First glimpse of comet 67P’s dark side shown by Rosetta

Since August 2014, European Space Agencies' Rosetta spacecraft has been surveying an odd double-lobed comet 67P/Churyumov-Gerasimenko with a motive to collect data regarding the surface and the environment of the comet.

For a long time, the spacecraft has failed in reaching the dark and cold regions across the south pole of the comet, but now Rosetta has finally accessed this isolated place and has give the first peek at comet 67P's dark side. Rosetta's Optical, Spectroscopic, and Infrared Remote Imaging System (OSIRIS) captured the image.

On the arrival at the comet, Rosetta discovered that the comets northern hemisphere was experiencing summer which lasted 5.5 years whereas its southern hemisphere was totally under dark, cold winters. For nearly past five years, the southern region has received very little amount of sunlight due to which the only way to observe this region of the comet was MIRO, the Microwave Instrument for the Rosetta Orbiter.

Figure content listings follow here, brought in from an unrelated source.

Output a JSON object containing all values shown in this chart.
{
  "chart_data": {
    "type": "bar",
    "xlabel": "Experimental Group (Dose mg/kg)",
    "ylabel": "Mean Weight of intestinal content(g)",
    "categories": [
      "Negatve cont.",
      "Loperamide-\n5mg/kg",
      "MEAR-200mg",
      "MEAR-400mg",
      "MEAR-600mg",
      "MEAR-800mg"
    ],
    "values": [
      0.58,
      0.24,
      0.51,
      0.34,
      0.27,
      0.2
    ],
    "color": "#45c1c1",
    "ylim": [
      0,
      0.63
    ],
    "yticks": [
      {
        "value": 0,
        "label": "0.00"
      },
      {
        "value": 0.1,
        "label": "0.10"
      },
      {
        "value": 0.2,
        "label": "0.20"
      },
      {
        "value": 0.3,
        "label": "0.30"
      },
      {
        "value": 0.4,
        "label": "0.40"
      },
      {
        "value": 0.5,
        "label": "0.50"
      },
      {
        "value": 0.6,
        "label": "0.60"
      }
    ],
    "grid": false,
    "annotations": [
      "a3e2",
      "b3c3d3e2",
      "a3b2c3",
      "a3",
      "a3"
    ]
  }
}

Lead author of the study, Mathieu Choukroun from NASA's Jet Propulsion Laboratory (JPL), Pasadena, California, said, "We observed the 'dark side' of the comet with MIRO on many occasions after Rosetta's arrival at 67P/C-G, and these unique data are telling us something very intriguing about the material just below its surface".

Choukroun and his colleagues analyzed this initial data and said that there could be huge amount of ice present within few tens of centimeters beneath the surface in the region.

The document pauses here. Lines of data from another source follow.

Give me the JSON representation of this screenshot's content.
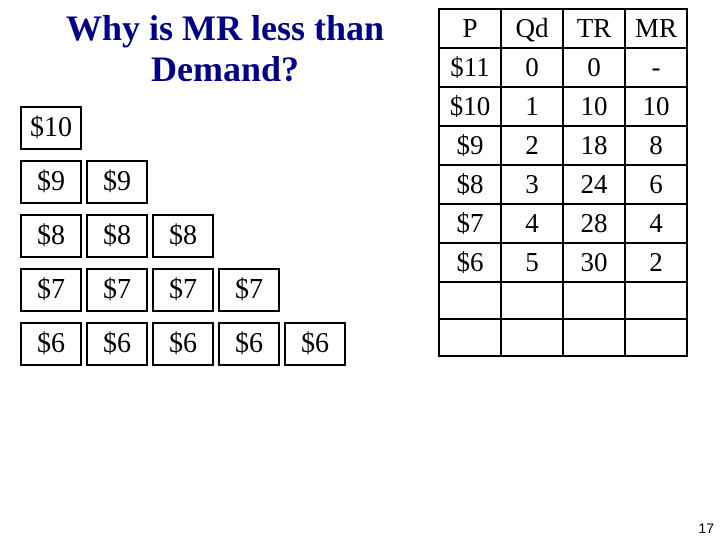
{
  "title": "Why is MR less than Demand?",
  "priceBlocks": {
    "rows": [
      {
        "label": "$10",
        "count": 1
      },
      {
        "label": "$9",
        "count": 2
      },
      {
        "label": "$8",
        "count": 3
      },
      {
        "label": "$7",
        "count": 4
      },
      {
        "label": "$6",
        "count": 5
      }
    ],
    "cell": {
      "width": 62,
      "height": 44,
      "fontsize": 28,
      "border": "#000000"
    }
  },
  "table": {
    "columns": [
      "P",
      "Qd",
      "TR",
      "MR"
    ],
    "rows": [
      [
        "$11",
        "0",
        "0",
        "-"
      ],
      [
        "$10",
        "1",
        "10",
        "10"
      ],
      [
        "$9",
        "2",
        "18",
        "8"
      ],
      [
        "$8",
        "3",
        "24",
        "6"
      ],
      [
        "$7",
        "4",
        "28",
        "4"
      ],
      [
        "$6",
        "5",
        "30",
        "2"
      ],
      [
        "",
        "",
        "",
        ""
      ],
      [
        "",
        "",
        "",
        ""
      ]
    ],
    "cell": {
      "width": 62,
      "height": 37,
      "fontsize": 27,
      "border": "#000000"
    }
  },
  "pageNumber": "17",
  "colors": {
    "title": "#000080",
    "text": "#000000",
    "background": "#ffffff",
    "border": "#000000"
  }
}
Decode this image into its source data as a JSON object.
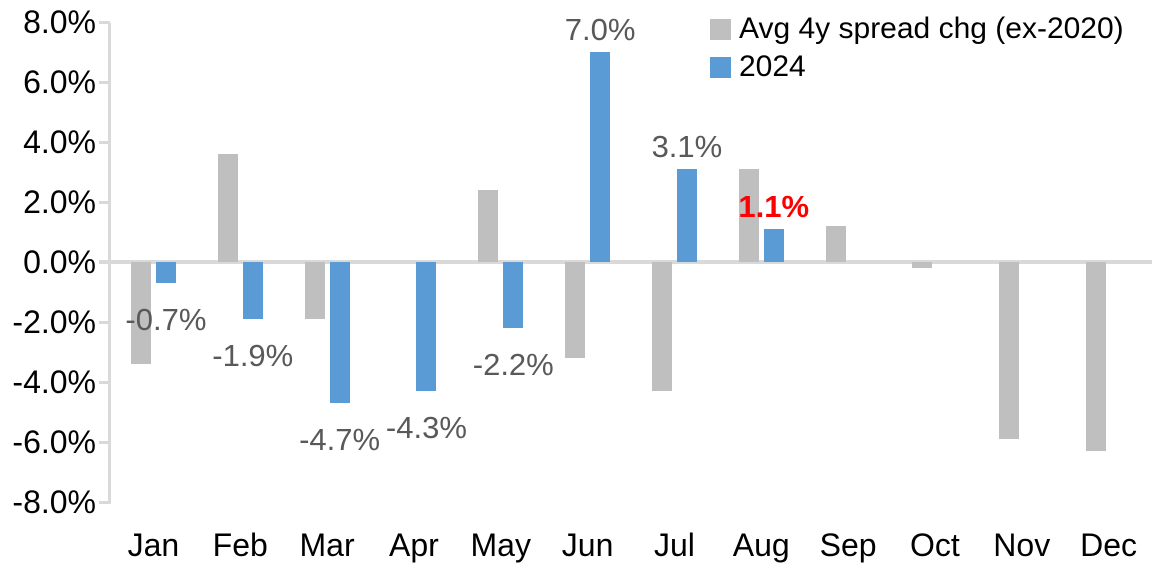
{
  "chart_data": {
    "type": "bar",
    "title": "",
    "categories": [
      "Jan",
      "Feb",
      "Mar",
      "Apr",
      "May",
      "Jun",
      "Jul",
      "Aug",
      "Sep",
      "Oct",
      "Nov",
      "Dec"
    ],
    "series": [
      {
        "name": "Avg 4y spread chg (ex-2020)",
        "color": "#BFBFBF",
        "values": [
          -3.4,
          3.6,
          -1.9,
          0.0,
          2.4,
          -3.2,
          -4.3,
          3.1,
          1.2,
          -0.2,
          -5.9,
          -6.3
        ]
      },
      {
        "name": "2024",
        "color": "#5B9BD5",
        "values": [
          -0.7,
          -1.9,
          -4.7,
          -4.3,
          -2.2,
          7.0,
          3.1,
          1.1,
          null,
          null,
          null,
          null
        ],
        "labels": [
          {
            "text": "-0.7%"
          },
          {
            "text": "-1.9%"
          },
          {
            "text": "-4.7%"
          },
          {
            "text": "-4.3%"
          },
          {
            "text": "-2.2%"
          },
          {
            "text": "7.0%"
          },
          {
            "text": "3.1%"
          },
          {
            "text": "1.1%",
            "color": "#FF0000",
            "bold": true
          },
          null,
          null,
          null,
          null
        ]
      }
    ],
    "y_axis": {
      "ticks": [
        {
          "label": "8.0%",
          "value": 8
        },
        {
          "label": "6.0%",
          "value": 6
        },
        {
          "label": "4.0%",
          "value": 4
        },
        {
          "label": "2.0%",
          "value": 2
        },
        {
          "label": "0.0%",
          "value": 0
        },
        {
          "label": "-2.0%",
          "value": -2
        },
        {
          "label": "-4.0%",
          "value": -4
        },
        {
          "label": "-6.0%",
          "value": -6
        },
        {
          "label": "-8.0%",
          "value": -8
        }
      ],
      "ylim": [
        -8,
        8
      ],
      "step": 2
    },
    "grid": false,
    "legend_position": "top-right",
    "legend": {
      "entries": [
        {
          "label": "Avg 4y spread chg (ex-2020)",
          "color": "#BFBFBF"
        },
        {
          "label": "2024",
          "color": "#5B9BD5"
        }
      ]
    },
    "colors": {
      "axis_line": "#D9D9D9",
      "axis_text": "#000000",
      "data_label": "#595959",
      "highlight": "#FF0000"
    }
  }
}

Choukroun said they were surprised to found that the thermal and electrical properties around the comet's south pole were very different than what they found elsewhere on the nucleus.

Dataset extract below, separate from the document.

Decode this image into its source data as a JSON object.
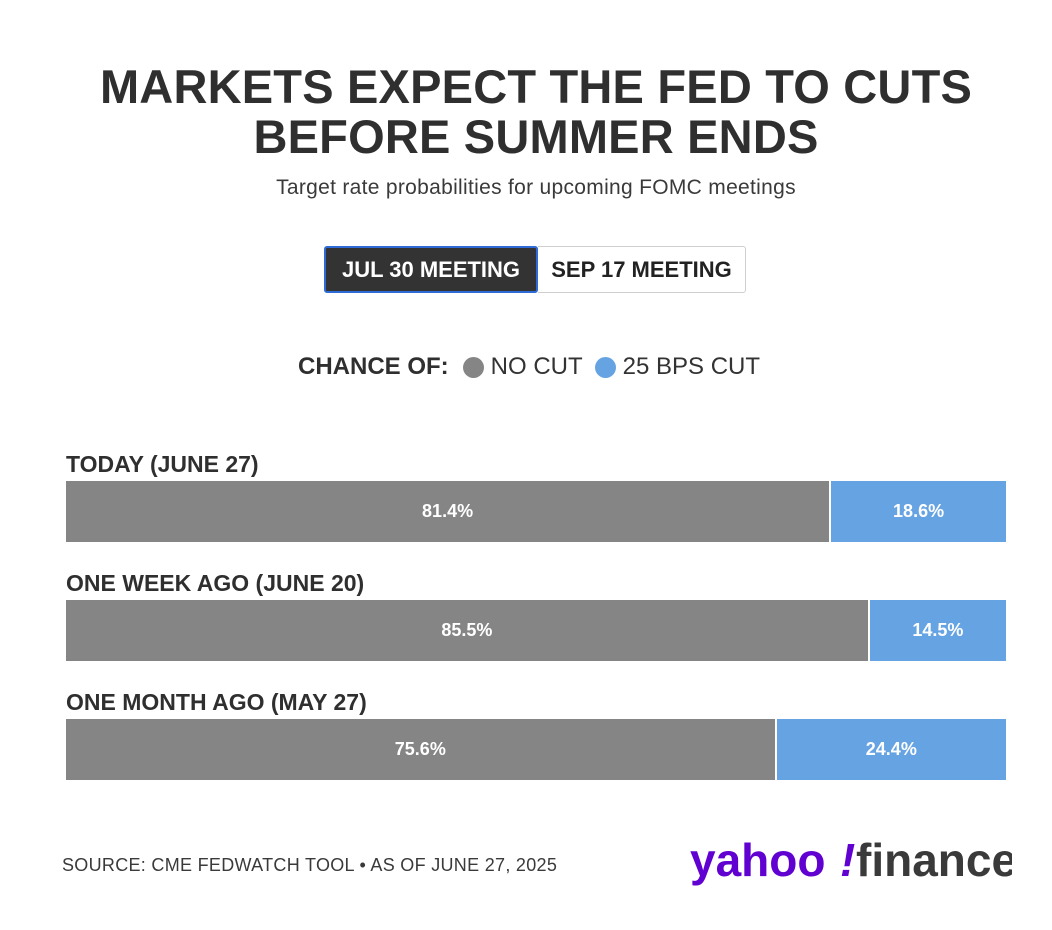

"We hope that, by combining data from all these instruments, we will be able to confirm whether or not the south pole had a different composition and whether or not it is changing seasonally," said Mark Hofstadter, MIRO principal investigator at JPL.

"Surprisingly, the thermal and electrical properties around the comet's south pole are quite different than what is found elsewhere on the nucleus," said Choukroun. "It appears that either the surface material or the material that's a few tens of centimeters below it is extremely transparent, and could consist mostly of water ice or carbon-dioxide ice."